How Safe Is Your Wearable Device?
In 2018, 34-year-old Bobbi Leverette was lying in bed beside her newborn baby when her heart suddenly took on a rapid, life-threatening rhythm. Fortunately, following an earlier diagnoses of a dangerous heart condition, she had been fitted with a wearable defibrillator, which detected her irregular heart pattern and administered a shock treatment that saved her life.
Although wearable devices save lives, users’ personal information can be compromised following a security breach — and attacks on wearables are on the rise. In 2023, Zoll, the company that developed the device that saved Leverette’s life, confirmed that the sensitive data of more than 1 million of its patients had been exposed. An attacker gained access to users’ patient names, dates of birth, contact details, and Social Security numbers. may have now been compromised by a breach.
From smartwatches to biosensors, wearable devices are on the rise. MarketsandMarkets predicts that the wearables market will reach $265.4 billion by 2026, driven by lead players in the sector such as Sony, Panasonic, Samsung, LG, Apple, Fitbit, and Microsoft. But how safe are they?
Wearing Your Sensitive Data on Your Sleeve
Wearable devices can collect and store various types of personal data, such as health metrics, location, payment information, and biometric identifiers. This information can provide valuable insights for users and third-party service providers such as fitness coaches, insurance companies, and marketers.
However, cybercriminals are waiting to exploit vulnerabilities. They can access valuable user data through physical theft of the device, wireless interception, cloud breaches, and other cyberattack techniques. For example, in the UK, police warned cyclists and runners that using GPS apps to track their routes could expose them to burglary risk, as criminals could use the data to identify when and where they are away from home.
Health data collected by wearables can reveal sensitive information about a user’s medical conditions, habits, or lifestyle choices. This data can be exploited for blackmail, discrimination, or identity theft. Moreover, payment data stored on wearables could enable unauthorized transactions or fraud if not properly secured. These can be misused when the wearable is lost or stolen and not protected by PIN or biometrics. The fact that devices connect to smartphones opens a less obvious alley for fraud: hijacking the smartphone itself. In fact, Trojans on mobile devices are one of the fastest-growing security threats.
Securing Wearables With Cutting-Edge Technology
Understanding the “wearables data-security paradox” is essential.
On one hand, wearable devices present risks due to the amount of personal data they collect. On the other, the same high-risk data they collect can be used to develop security technologies. Specifically, they can leverage the idiosyncrasies of their wearers to perform biometric verification, which is a method of authenticating a user based on their unique physical or behavioral characteristics.
In a rare combination of convenience and security, fingerprint verification is the easiest to implement here. It’s reliable, fast, and computationally cheap, and there are already a number of standards and readers small enough to incorporate into wearables.
Another example leverages the capability of some wearable devices that can measure the heartbeat of users, which is highly accurate and difficult to spoof.

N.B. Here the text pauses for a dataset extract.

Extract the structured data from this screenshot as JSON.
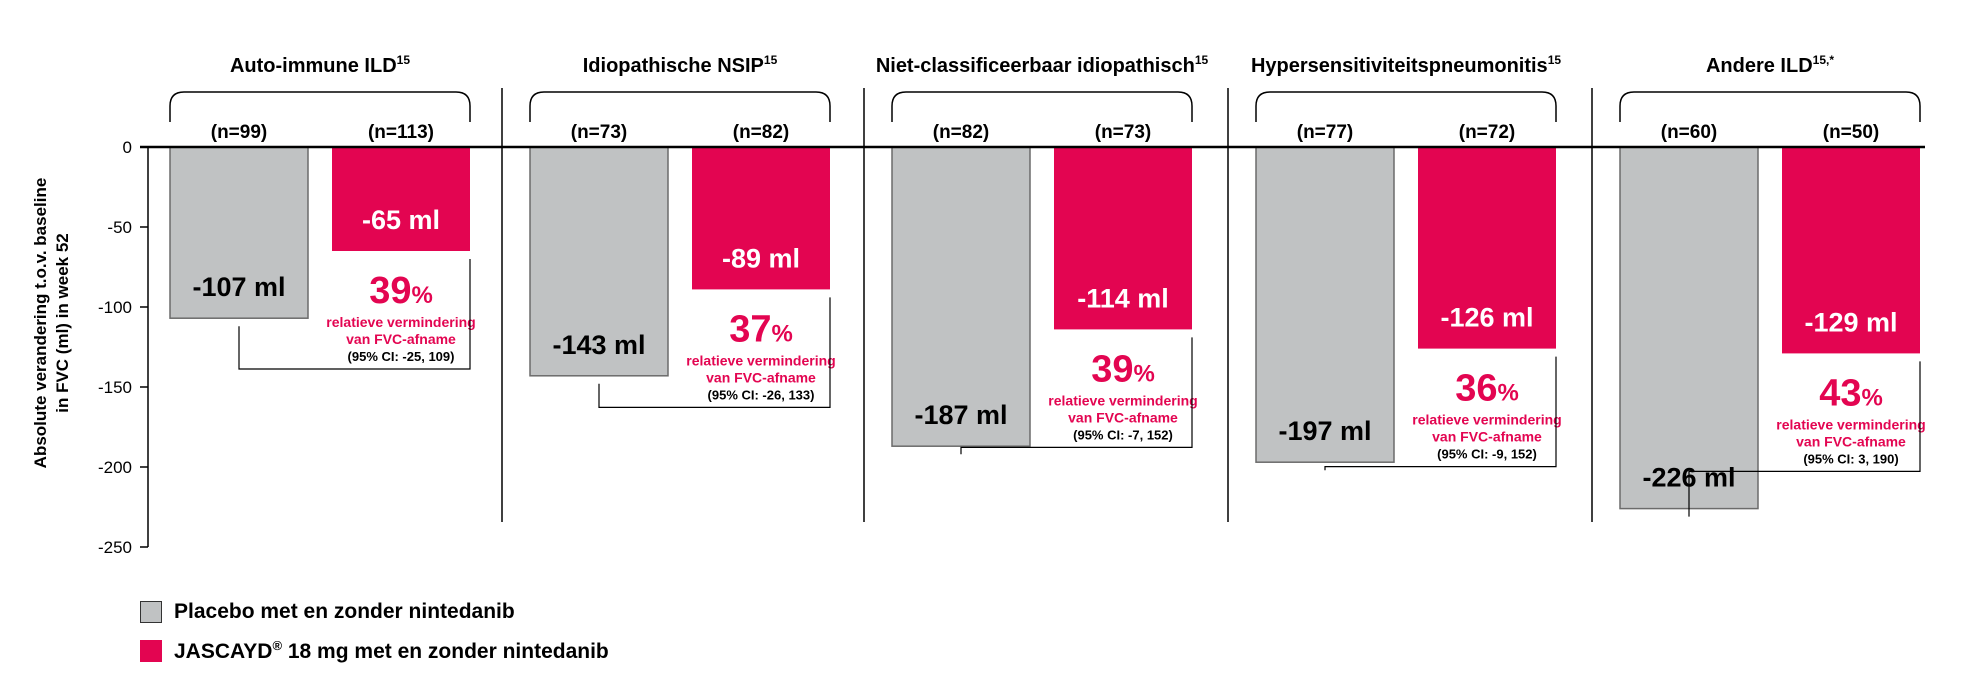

A user’s heartbeat pattern can be utilized as a biometric identifier to verify the user when performing sensitive operations, such as pairing with a new device, synchronizing data, or making payments, as a study by researchers from Binghamton University and Stevens Institute of Technology reveals.
Biometrics also offers several advantages over traditional authentication methods, since they are harder to compromise, more convenient for users, and cannot be spoofed.

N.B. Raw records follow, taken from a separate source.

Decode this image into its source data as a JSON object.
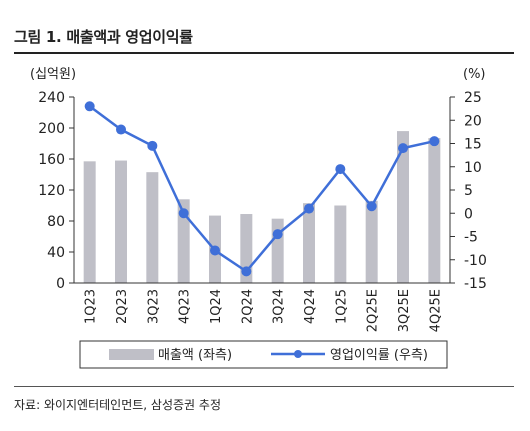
{
  "figure": {
    "title": "그림 1. 매출액과 영업이익률",
    "source": "자료: 와이지엔터테인먼트, 삼성증권 추정"
  },
  "chart_data": {
    "type": "bar",
    "categories": [
      "1Q23",
      "2Q23",
      "3Q23",
      "4Q23",
      "1Q24",
      "2Q24",
      "3Q24",
      "4Q24",
      "1Q25",
      "2Q25E",
      "3Q25E",
      "4Q25E"
    ],
    "y_left": {
      "unit": "(십억원)",
      "range": [
        0,
        240
      ],
      "ticks": [
        0,
        40,
        80,
        120,
        160,
        200,
        240
      ]
    },
    "y_right": {
      "unit": "(%)",
      "range": [
        -15,
        25
      ],
      "ticks": [
        -15,
        -10,
        -5,
        0,
        5,
        10,
        15,
        20,
        25
      ]
    },
    "grid": false,
    "legend_position": "bottom",
    "series": [
      {
        "name": "매출액 (좌측)",
        "type": "bar",
        "axis": "left",
        "color": "#bfbfc7",
        "values": [
          157,
          158,
          143,
          108,
          87,
          89,
          83,
          103,
          100,
          106,
          196,
          187
        ]
      },
      {
        "name": "영업이익률 (우측)",
        "type": "line",
        "axis": "right",
        "color": "#3f6fd8",
        "values": [
          23,
          18,
          14.5,
          0,
          -8,
          -12.5,
          -4.5,
          1,
          9.5,
          1.5,
          14,
          15.5
        ]
      }
    ]
  }
}
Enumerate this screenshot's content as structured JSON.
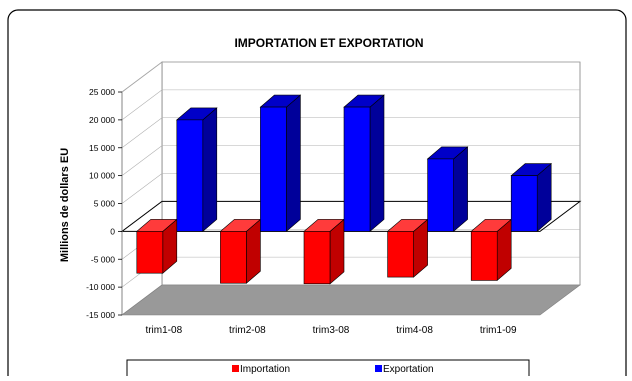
{
  "chart_data": {
    "type": "bar",
    "title": "IMPORTATION ET EXPORTATION",
    "ylabel": "Millions de dollars EU",
    "xlabel": "",
    "categories": [
      "trim1-08",
      "trim2-08",
      "trim3-08",
      "trim4-08",
      "trim1-09"
    ],
    "series": [
      {
        "name": "Importation",
        "color": "#ff0000",
        "side_color": "#c00000",
        "top_color": "#ff3b3b",
        "values": [
          -7500,
          -9300,
          -9400,
          -8200,
          -8800
        ]
      },
      {
        "name": "Exportation",
        "color": "#0000ff",
        "side_color": "#00009a",
        "top_color": "#0000c8",
        "values": [
          20000,
          22300,
          22300,
          13000,
          10000
        ]
      }
    ],
    "ylim": [
      -15000,
      25000
    ],
    "yticks": [
      25000,
      20000,
      15000,
      10000,
      5000,
      0,
      -5000,
      -10000,
      -15000
    ],
    "ytick_labels": [
      "25 000",
      "20 000",
      "15 000",
      "10 000",
      "5 000",
      "0",
      "-5 000",
      "-10 000",
      "-15 000"
    ],
    "grid": true,
    "three_d": true,
    "legend_position": "bottom",
    "colors": {
      "wall": "#ffffff",
      "floor": "#999999",
      "gridline": "#b0b0b0",
      "zero_plane": "#000000"
    }
  }
}
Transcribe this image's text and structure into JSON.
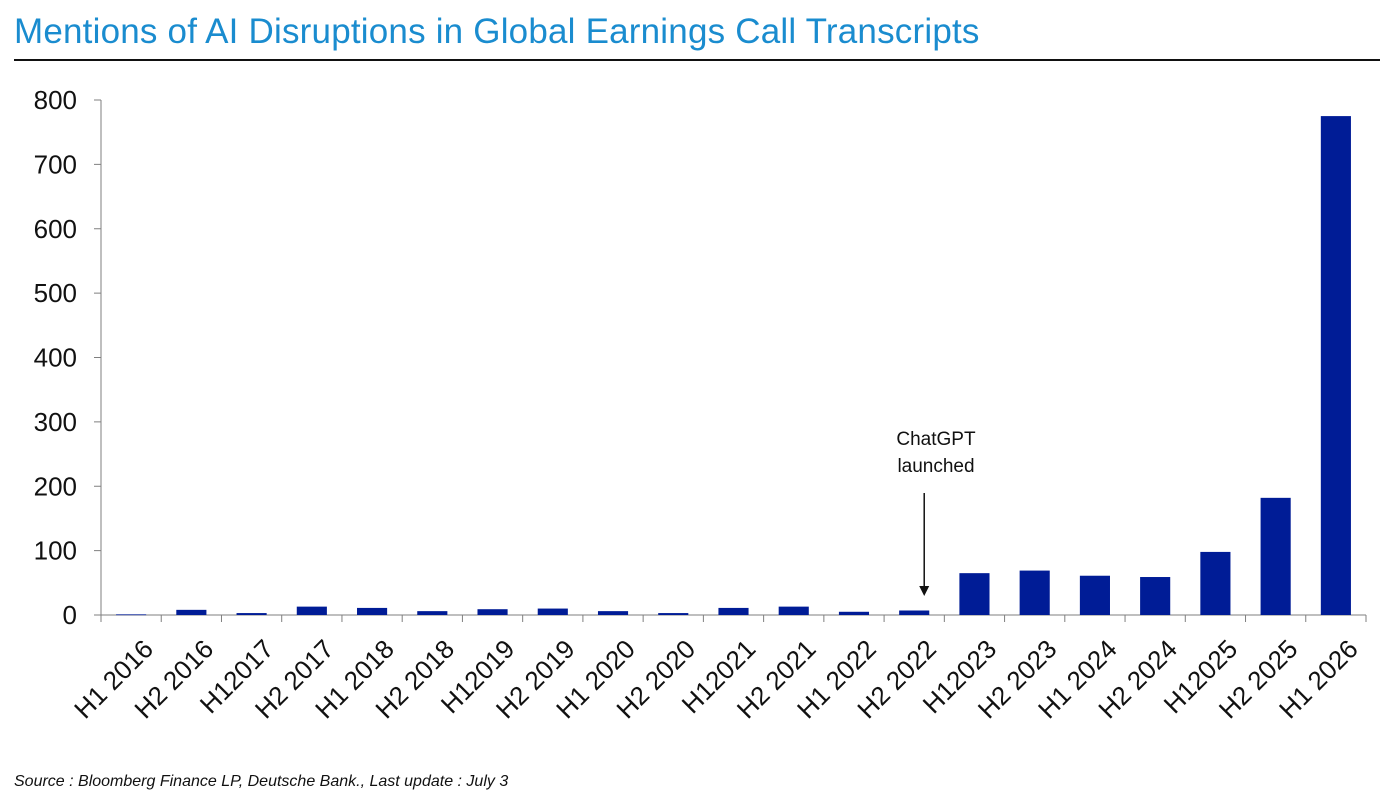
{
  "header": {
    "title": "Mentions of AI Disruptions in Global Earnings Call Transcripts"
  },
  "footer": {
    "source": "Source : Bloomberg Finance LP, Deutsche Bank., Last update : July 3"
  },
  "annotation": {
    "line1": "ChatGPT",
    "line2": "launched",
    "target_category": "H2 2022"
  },
  "colors": {
    "bar": "#001c96",
    "title": "#1a8ccf",
    "axis": "#7f7f7f"
  },
  "chart_data": {
    "type": "bar",
    "title": "Mentions of AI Disruptions in Global Earnings Call Transcripts",
    "xlabel": "",
    "ylabel": "",
    "ylim": [
      0,
      800
    ],
    "yticks": [
      0,
      100,
      200,
      300,
      400,
      500,
      600,
      700,
      800
    ],
    "grid": false,
    "legend": "none",
    "categories": [
      "H1 2016",
      "H2 2016",
      "H12017",
      "H2 2017",
      "H1 2018",
      "H2 2018",
      "H12019",
      "H2 2019",
      "H1 2020",
      "H2 2020",
      "H12021",
      "H2 2021",
      "H1 2022",
      "H2 2022",
      "H12023",
      "H2 2023",
      "H1 2024",
      "H2 2024",
      "H12025",
      "H2 2025",
      "H1 2026"
    ],
    "values": [
      1,
      8,
      3,
      13,
      11,
      6,
      9,
      10,
      6,
      3,
      11,
      13,
      5,
      7,
      65,
      69,
      61,
      59,
      98,
      182,
      775
    ]
  }
}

To overcome security challenges, developers should code biometric verification to be used in combination with other methods of authentication, such as passwords or PINs. The biometric data must also be encrypted and stored locally on their devices whenever possible and not transmitted or shared with third parties without permission. Furthermore, users should be given the opportunity to revoke or change their biometric identifiers if needed.
Know Your Privacy and Security
To protect personal data from misuse, developers, and users must be aware of the types of data their devices collect and store and how they are shared with third-party services or cloud platforms.

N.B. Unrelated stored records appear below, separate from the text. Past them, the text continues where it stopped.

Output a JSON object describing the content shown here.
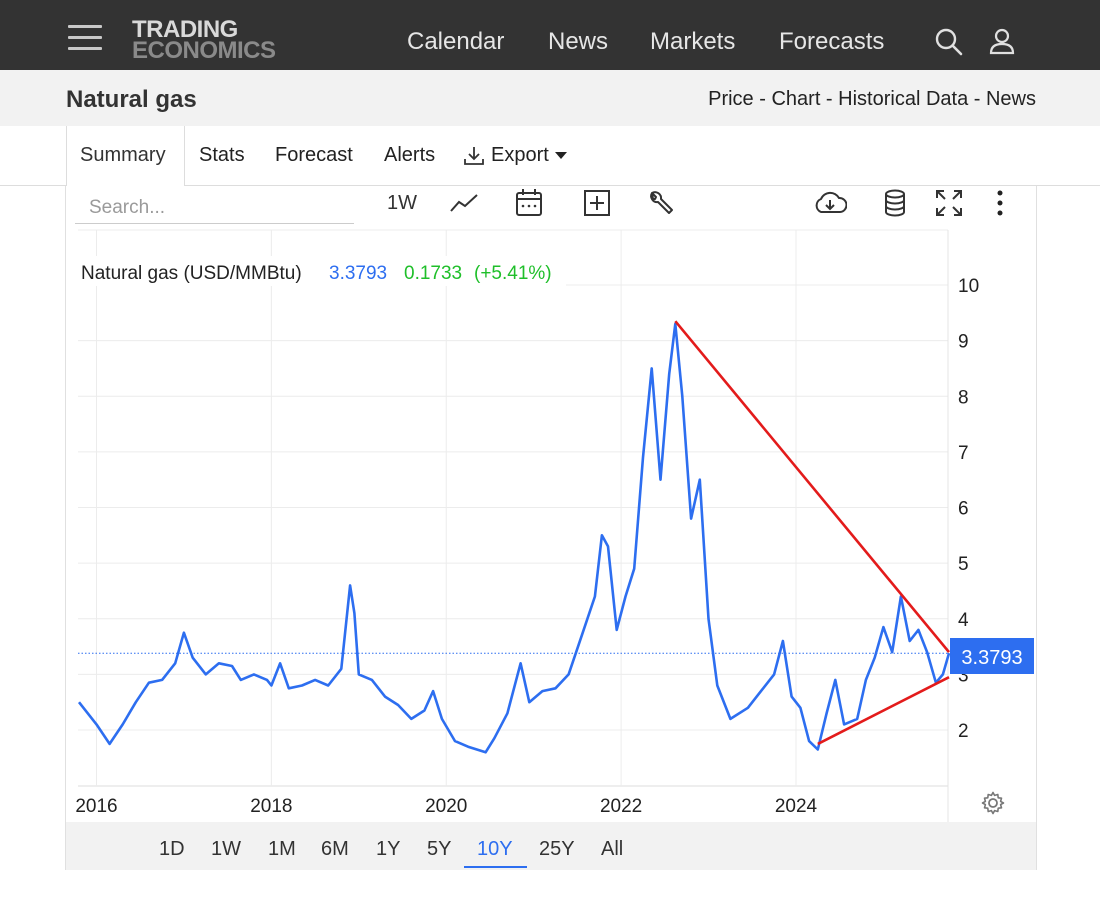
{
  "nav": {
    "logo_line1": "TRADING",
    "logo_line2": "ECONOMICS",
    "links": [
      "Calendar",
      "News",
      "Markets",
      "Forecasts"
    ]
  },
  "header": {
    "title": "Natural gas",
    "breadcrumbs": [
      "Price",
      "Chart",
      "Historical Data",
      "News"
    ],
    "separator": " - "
  },
  "tabs": [
    "Summary",
    "Stats",
    "Forecast",
    "Alerts",
    "Export"
  ],
  "active_tab": "Summary",
  "toolbar": {
    "search_placeholder": "Search...",
    "interval": "1W"
  },
  "chart_legend": {
    "name": "Natural gas (USD/MMBtu)",
    "value": "3.3793",
    "change": "0.1733",
    "change_pct": "(+5.41%)"
  },
  "price_tag": "3.3793",
  "ranges": [
    "1D",
    "1W",
    "1M",
    "6M",
    "1Y",
    "5Y",
    "10Y",
    "25Y",
    "All"
  ],
  "active_range": "10Y",
  "colors": {
    "line": "#2d6ef0",
    "trendline": "#e31b1b",
    "positive": "#1fbf2a",
    "navbar": "#333333"
  },
  "chart_data": {
    "type": "line",
    "title": "",
    "xlabel": "",
    "ylabel": "",
    "ylim": [
      1,
      11
    ],
    "xlim": [
      2015.8,
      2025.75
    ],
    "x_ticks": [
      "2016",
      "2018",
      "2020",
      "2022",
      "2024"
    ],
    "y_ticks": [
      2,
      3,
      4,
      5,
      6,
      7,
      8,
      9,
      10
    ],
    "grid": true,
    "y_axis_side": "right",
    "last_value": 3.3793,
    "series": [
      {
        "values": [
          [
            2015.8,
            2.5
          ],
          [
            2016.0,
            2.1
          ],
          [
            2016.15,
            1.75
          ],
          [
            2016.3,
            2.1
          ],
          [
            2016.45,
            2.5
          ],
          [
            2016.6,
            2.85
          ],
          [
            2016.75,
            2.9
          ],
          [
            2016.9,
            3.2
          ],
          [
            2017.0,
            3.75
          ],
          [
            2017.1,
            3.3
          ],
          [
            2017.25,
            3.0
          ],
          [
            2017.4,
            3.2
          ],
          [
            2017.55,
            3.15
          ],
          [
            2017.65,
            2.9
          ],
          [
            2017.8,
            3.0
          ],
          [
            2017.95,
            2.9
          ],
          [
            2018.0,
            2.8
          ],
          [
            2018.1,
            3.2
          ],
          [
            2018.2,
            2.75
          ],
          [
            2018.35,
            2.8
          ],
          [
            2018.5,
            2.9
          ],
          [
            2018.65,
            2.8
          ],
          [
            2018.8,
            3.1
          ],
          [
            2018.9,
            4.6
          ],
          [
            2018.95,
            4.1
          ],
          [
            2019.0,
            3.0
          ],
          [
            2019.15,
            2.9
          ],
          [
            2019.3,
            2.6
          ],
          [
            2019.45,
            2.45
          ],
          [
            2019.6,
            2.2
          ],
          [
            2019.75,
            2.35
          ],
          [
            2019.85,
            2.7
          ],
          [
            2019.95,
            2.2
          ],
          [
            2020.1,
            1.8
          ],
          [
            2020.25,
            1.7
          ],
          [
            2020.45,
            1.6
          ],
          [
            2020.55,
            1.85
          ],
          [
            2020.7,
            2.3
          ],
          [
            2020.85,
            3.2
          ],
          [
            2020.95,
            2.5
          ],
          [
            2021.1,
            2.7
          ],
          [
            2021.25,
            2.75
          ],
          [
            2021.4,
            3.0
          ],
          [
            2021.55,
            3.7
          ],
          [
            2021.7,
            4.4
          ],
          [
            2021.78,
            5.5
          ],
          [
            2021.85,
            5.3
          ],
          [
            2021.95,
            3.8
          ],
          [
            2022.05,
            4.4
          ],
          [
            2022.15,
            4.9
          ],
          [
            2022.25,
            6.9
          ],
          [
            2022.35,
            8.5
          ],
          [
            2022.45,
            6.5
          ],
          [
            2022.55,
            8.4
          ],
          [
            2022.62,
            9.3
          ],
          [
            2022.7,
            8.0
          ],
          [
            2022.8,
            5.8
          ],
          [
            2022.9,
            6.5
          ],
          [
            2023.0,
            4.0
          ],
          [
            2023.1,
            2.8
          ],
          [
            2023.25,
            2.2
          ],
          [
            2023.45,
            2.4
          ],
          [
            2023.6,
            2.7
          ],
          [
            2023.75,
            3.0
          ],
          [
            2023.85,
            3.6
          ],
          [
            2023.95,
            2.6
          ],
          [
            2024.05,
            2.4
          ],
          [
            2024.15,
            1.8
          ],
          [
            2024.25,
            1.65
          ],
          [
            2024.35,
            2.3
          ],
          [
            2024.45,
            2.9
          ],
          [
            2024.55,
            2.1
          ],
          [
            2024.7,
            2.2
          ],
          [
            2024.8,
            2.9
          ],
          [
            2024.9,
            3.3
          ],
          [
            2025.0,
            3.85
          ],
          [
            2025.1,
            3.4
          ],
          [
            2025.2,
            4.4
          ],
          [
            2025.3,
            3.6
          ],
          [
            2025.4,
            3.8
          ],
          [
            2025.5,
            3.4
          ],
          [
            2025.6,
            2.85
          ],
          [
            2025.68,
            3.0
          ],
          [
            2025.75,
            3.38
          ]
        ]
      }
    ],
    "trendlines": [
      {
        "from": [
          2022.62,
          9.35
        ],
        "to": [
          2025.75,
          3.4
        ]
      },
      {
        "from": [
          2024.25,
          1.75
        ],
        "to": [
          2025.75,
          2.95
        ]
      }
    ]
  }
}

Users should have the ability to enable encryption and multifactor authentication and know the risks of using public or unsecured Wi-Fi networks to sync their data. Finally, privacy policies and terms of service need to be accessible and make it clear to users that they can opt out of any unnecessary data collection or sharing.
When building a new wearable technology for the market, developers must provide users with the highest levels of control over their data access and sharing preferences. Users must be able to customize different data permissions through settings and configuration, including GPS tracking, health metrics, payment information, or biometric identifiers.
Final Thoughts: A World of Devices
Wearable devices are part of the new Internet of Things (IoT) era. Reports estimate that connected devices will almost triple, from 9.7 billion in 2020 to more than 29 billion in 2030. After all, they make lives easier — even save them. To mitigate risks, both developers and users must include security principles and technologies as core foundations for each device. At the same time, users must educate themselves and be given the tools to customize their security settings.
Deploying and activating biometrics technology is essential. It is our most advanced resource to protect our data and to protect lives.